Some of the projects that have won EDF invitations are continuous, so it must be aimed for competent national participants to participate as widely as possible and as early as possible in the topics of EDF invitations.

Some small EU states put additional prioritization exercises on already defined EDF call topics by the European Commission. This could be counterproductive, as it restricts national participants from operating in the free EU research market, developing competencies independently, and participating in the call competition with other consortium participants. After all, the responsible EU institutions coordinate the annual EDF call texts with the member states, so there is a proper time when the member states can influence the sub-topics of the upcoming calls. To remind you, the EDF was created to fuse the development of common competencies in defence R&D within the EU, not within individual countries. Such “national” prioritization of EDF call topics could make sense if additional co-financing from the national budgets is used to support national champions.

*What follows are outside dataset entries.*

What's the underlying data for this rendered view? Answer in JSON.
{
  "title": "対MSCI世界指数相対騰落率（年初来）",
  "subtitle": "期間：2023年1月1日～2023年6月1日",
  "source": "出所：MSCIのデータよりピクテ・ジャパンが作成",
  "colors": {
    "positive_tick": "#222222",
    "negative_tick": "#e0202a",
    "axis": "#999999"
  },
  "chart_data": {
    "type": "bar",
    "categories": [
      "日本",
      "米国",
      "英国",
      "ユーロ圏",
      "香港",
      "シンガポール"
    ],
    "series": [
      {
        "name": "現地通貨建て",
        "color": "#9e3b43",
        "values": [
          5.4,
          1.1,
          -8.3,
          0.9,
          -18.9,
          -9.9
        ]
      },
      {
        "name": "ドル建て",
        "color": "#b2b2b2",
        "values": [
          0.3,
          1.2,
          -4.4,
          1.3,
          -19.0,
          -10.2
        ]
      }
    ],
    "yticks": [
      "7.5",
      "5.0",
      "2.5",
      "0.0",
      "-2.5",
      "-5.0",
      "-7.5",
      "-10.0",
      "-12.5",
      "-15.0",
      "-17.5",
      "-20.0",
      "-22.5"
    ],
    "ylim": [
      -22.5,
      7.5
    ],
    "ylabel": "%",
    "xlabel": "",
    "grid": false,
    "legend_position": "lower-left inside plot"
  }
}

Considering the results of the EDF calls for 2021 and 2022 and the involvement of national participants from the Baltic States, it is clear that the EDF program benefits small EU states. Therefore, the decision-makers should seek to shape the position of the European Commission for an increase in EDF funding from the common EU budget. Just to note that the amount provided for the EDF in the 2021-2027 period was reduced by 5.1 billion euros due to COVID, so the first step could be to restore the original level of funding for this critical program.